Facebook Twitter Google+ Les dernières actualités
vendredi 20 septembre 2019
Antananarivo | 12h20
 

Répondre à un commentaire

8 août à 13:12 | Vohitra (#7654)

C’est incroyable et du jamais vu !

Quand on n’arrive pas à maitriser un sujet, il faudra s’informer ou faire appel à des conseillers en la matière !

Ca me rappelle à l’esprit ce qui s’était passé du temps de l’Amiral, oui toujours lui, à l’poque où il avait conseillé aux Malagasy de prendre l’habitude de diversifier ses habitudes alimentaires et consommer du concombre de mer.

La consommation fréquente du poulet de chair est dangereuse pour la santé, il faut le dire.

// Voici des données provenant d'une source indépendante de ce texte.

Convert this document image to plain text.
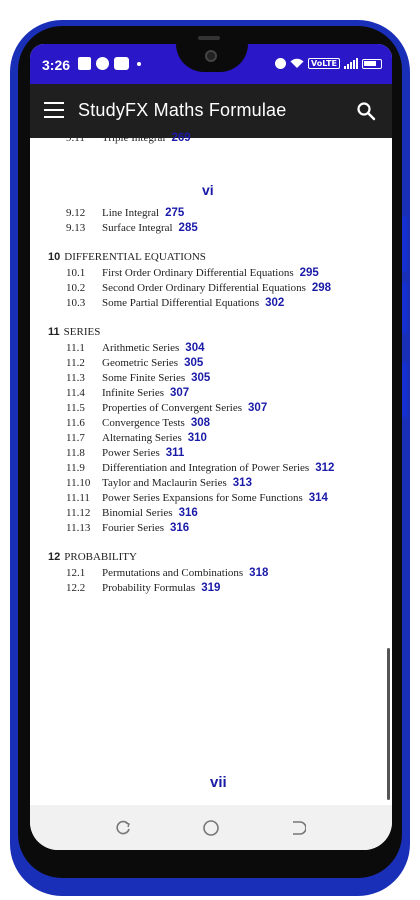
3:26	VoLTE
StudyFX Maths Formulae
9.11 Triple Integral 269
vi
9.12 Line Integral 275
9.13 Surface Integral 285
10 DIFFERENTIAL EQUATIONS
10.1 First Order Ordinary Differential Equations 295
10.2 Second Order Ordinary Differential Equations 298
10.3 Some Partial Differential Equations 302
11 SERIES
11.1 Arithmetic Series 304
11.2 Geometric Series 305
11.3 Some Finite Series 305
11.4 Infinite Series 307
11.5 Properties of Convergent Series 307
11.6 Convergence Tests 308
11.7 Alternating Series 310
11.8 Power Series 311
11.9 Differentiation and Integration of Power Series 312
11.10 Taylor and Maclaurin Series 313
11.11 Power Series Expansions for Some Functions 314
11.12 Binomial Series 316
11.13 Fourier Series 316
12 PROBABILITY
12.1 Permutations and Combinations 318
12.2 Probability Formulas 319
vii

Les provendes pour l’alimentation de ces poulets renferment des quantités conséquentes d’antibiotique, c’est pour cela qu’on arrive à produire un kilogramme de chair en l’espace de 40 à 45 jours d’élevage, et entraînant par la suite des problèmes de résistance, et l’apparition de problème de cholestérol et l’augmentation de la tension artérielle chez les consommateurs, et si les Malagasy optent pour la consommation de ces poulets, c’est parce que c’est moins cher sur le marché et ne prends pas trop de temps pour la cuisson. Les poulets Gasy sont de bonne qualités gustatives mais pour obtenir un kilogramme de viande en condition d’élevage, il faudra au moins une année entière. Il est loin le temps où les Malagasy arrivaient encore à consommer les célèbres « akoho mifahy » d’antan…

Ces poussins de un jour qu’on distribue sur le marché en vue de l’élevage à cycle court sont pour la plupart en provenance de l’île Maurice, et avaient envahis le paysage agricole du pays depuis le moment où le pouvoir d’achat des Malagasy a chuté.

Dans le Velirano, il est indiqué que le régime s’attachera à augmenter la superficie rizicole du pays de 100.000 hectares afin de résorber l’importation annuelle de 500.000 tonnes de riz tout en sachant les rôles et place du riz dans l’histoire et coutumes et civilisation du peuplement du pays, et là maintenant on conseille au malagasy de consommer du mais ! Est-ce là le changement tant clamé urbi et orbi ?

Il en est de même des zébus, qui occupent une place prépondérante dans la vie et pratiques paysannes, les mœurs et coutumes, et là on n’hésite pas à conseiller le malagasy de changer ses habitudes de consommation, il est bien légitime de se poser la question si les dirigeants politiques savent ce que c’est vraiment un Malagasy…

Bref, je ne cesse jamais de répéter que le développement du pays doit passer par le développement du monde rural, le développement des pratiques paysannes avec les paysans et pour les paysans, et de prioriser la modernisation progressive de l’agriculture familiale, et l’amélioration de la chaîne de valeur dans la production agricole.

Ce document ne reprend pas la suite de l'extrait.